Long-term renal allograft survival is limited mainly by the progressive process termed chronic allograft nephropathy (CAN) or chronic rejection. A pathological feature of CAN is characterized by progressive interstitial fibrosis. Transforming growth factor (TGF)-beta(1) plays an important role in fibrogenesis. We investigated whether the degree of TGF-beta(1) expression in early biopsy specimens routinely obtained from stable allografts at 100 days could predict fibrosis and graft dysfunction in the late phase by immunohistochemistry. Patients were children with a graft from related donors. We immunohistochemically determined intracellular and extracellular expression of TGF-beta(1) in the graft at 100 days using LC antibody (LC) for intracellular TGF-beta(1) and CC antibody (CC) for extracellular TGF-beta(1). We used the change in creatinine clearance between 100 days and 3 years after transplantation (Delta Ccr) as an index of long-term graft function. Image analysis was used to calculate the relative area involved by interstitial fibrosis in trichrome-stained sections of graft biopsy specimens at 100 days and 3 years, designating the change as Delta FI. Delta Ccr was - 4.2 +/- 9.4 mL/min in subjects with minimal early immunoreactivity for CC and - 20.5 +/- 5.9 mL/min in subjects with strong reactivity (p < 0.05). Delta Ccr was - 14.5 +/- 18.6 mL/min in subjects with minimal early immunoreactivity for LC and - 11.7 +/- 12.8 mL/min in those with strong reactivity. Delta FI in subjects with minimal CC reactivity (1.28 +/- 4.11 %) tended to be lower than in subjects with strong reactivity (8.45 +/- 15.47 %). Neither fibrosis at 100 days nor Delta FI differed between subjects with minimal and strong LC reactivity. Thus, extracellular TGF-beta(1) expression in grafts at 100 days after transplantation has an influence on long-term graft function and tends to be associated with increased graft fibrosis at 3 years.
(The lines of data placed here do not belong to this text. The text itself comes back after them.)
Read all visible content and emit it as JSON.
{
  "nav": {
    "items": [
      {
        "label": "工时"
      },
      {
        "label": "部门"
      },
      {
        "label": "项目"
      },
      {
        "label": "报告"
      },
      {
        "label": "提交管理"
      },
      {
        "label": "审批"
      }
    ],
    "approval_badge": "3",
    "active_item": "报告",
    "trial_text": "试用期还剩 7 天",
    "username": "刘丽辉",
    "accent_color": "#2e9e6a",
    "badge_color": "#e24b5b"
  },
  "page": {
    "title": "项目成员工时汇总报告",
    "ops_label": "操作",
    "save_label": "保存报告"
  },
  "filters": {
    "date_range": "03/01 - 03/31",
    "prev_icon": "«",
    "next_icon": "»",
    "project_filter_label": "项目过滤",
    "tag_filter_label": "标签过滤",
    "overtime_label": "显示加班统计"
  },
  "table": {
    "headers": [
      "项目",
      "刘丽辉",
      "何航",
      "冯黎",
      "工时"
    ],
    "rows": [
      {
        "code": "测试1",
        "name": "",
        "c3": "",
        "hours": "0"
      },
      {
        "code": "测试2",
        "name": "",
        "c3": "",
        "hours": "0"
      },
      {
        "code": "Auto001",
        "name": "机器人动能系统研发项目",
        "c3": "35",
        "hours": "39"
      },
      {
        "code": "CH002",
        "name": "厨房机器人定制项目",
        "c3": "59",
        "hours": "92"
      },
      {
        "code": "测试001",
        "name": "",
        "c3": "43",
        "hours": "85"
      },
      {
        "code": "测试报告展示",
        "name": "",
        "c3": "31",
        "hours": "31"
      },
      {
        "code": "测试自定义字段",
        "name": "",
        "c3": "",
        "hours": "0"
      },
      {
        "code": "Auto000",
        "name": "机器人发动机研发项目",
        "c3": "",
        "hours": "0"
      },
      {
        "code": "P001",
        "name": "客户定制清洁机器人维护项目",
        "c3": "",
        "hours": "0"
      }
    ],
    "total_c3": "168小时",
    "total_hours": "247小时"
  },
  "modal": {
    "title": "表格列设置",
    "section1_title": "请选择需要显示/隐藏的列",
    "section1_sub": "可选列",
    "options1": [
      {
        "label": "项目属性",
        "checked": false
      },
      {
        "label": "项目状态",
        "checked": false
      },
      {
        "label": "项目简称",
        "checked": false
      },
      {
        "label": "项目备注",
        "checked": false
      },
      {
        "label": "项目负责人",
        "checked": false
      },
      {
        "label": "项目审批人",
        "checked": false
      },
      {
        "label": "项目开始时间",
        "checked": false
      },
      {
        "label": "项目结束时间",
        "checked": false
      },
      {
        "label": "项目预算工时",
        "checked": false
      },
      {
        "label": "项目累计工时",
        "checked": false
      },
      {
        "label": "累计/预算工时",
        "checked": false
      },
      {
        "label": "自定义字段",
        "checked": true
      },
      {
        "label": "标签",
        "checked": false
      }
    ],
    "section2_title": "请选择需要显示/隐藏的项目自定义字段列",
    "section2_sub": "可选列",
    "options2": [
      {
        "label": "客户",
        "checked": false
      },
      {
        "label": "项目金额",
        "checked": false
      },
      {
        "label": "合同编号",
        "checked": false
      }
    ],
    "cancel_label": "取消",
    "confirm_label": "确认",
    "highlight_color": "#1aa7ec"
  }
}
长期肾移植存活主要受称为慢性移植肾病(CAN)或慢性排斥反应的进行性过程限制。CAN的一个病理特征是进行性间质纤维化。转化生长因子(TGF)-β1在纤维生成中起重要作用。我们通过免疫组织化学研究了在100天时从稳定移植肾常规获取的早期活检标本中TGF-β1的表达程度是否可以预测后期的纤维化和移植肾功能障碍。患者为接受相关供体移植肾的儿童。我们使用针对细胞内TGF-β1的LC抗体(LC)和针对细胞外TGF-β1的CC抗体(CC),通过免疫组织化学方法测定移植肾在100天时细胞内和细胞外TGF-β1的表达。我们将移植后100天至3年之间肌酐清除率的变化(ΔCcr)用作长期移植肾功能的指标。图像分析用于计算移植肾活检标本在100天和3年时三色染色切片中间质纤维化累及的相对面积,将其变化称为ΔFI。CC早期免疫反应性最低的受试者的ΔCcr为-4.2±9.4 mL/min,而反应性强的受试者为-20.5±5.9 mL/min(p<0.05)。LC早期免疫反应性最低的受试者的ΔCcr为-14.5±18.6 mL/min,而反应性强的受试者为-11.7±12.8 mL/min。CC反应性最低的受试者的ΔFI(1.28±4.11%)往往低于反应性强的受试者(8.45±15.47%)。LC反应性最低和最强的受试者之间,100天时的纤维化和ΔFI均无差异。因此,移植后100天时移植肾中细胞外TGF-β1的表达对长期移植肾功能有影响,并且在3年时往往与移植肾纤维化增加有关。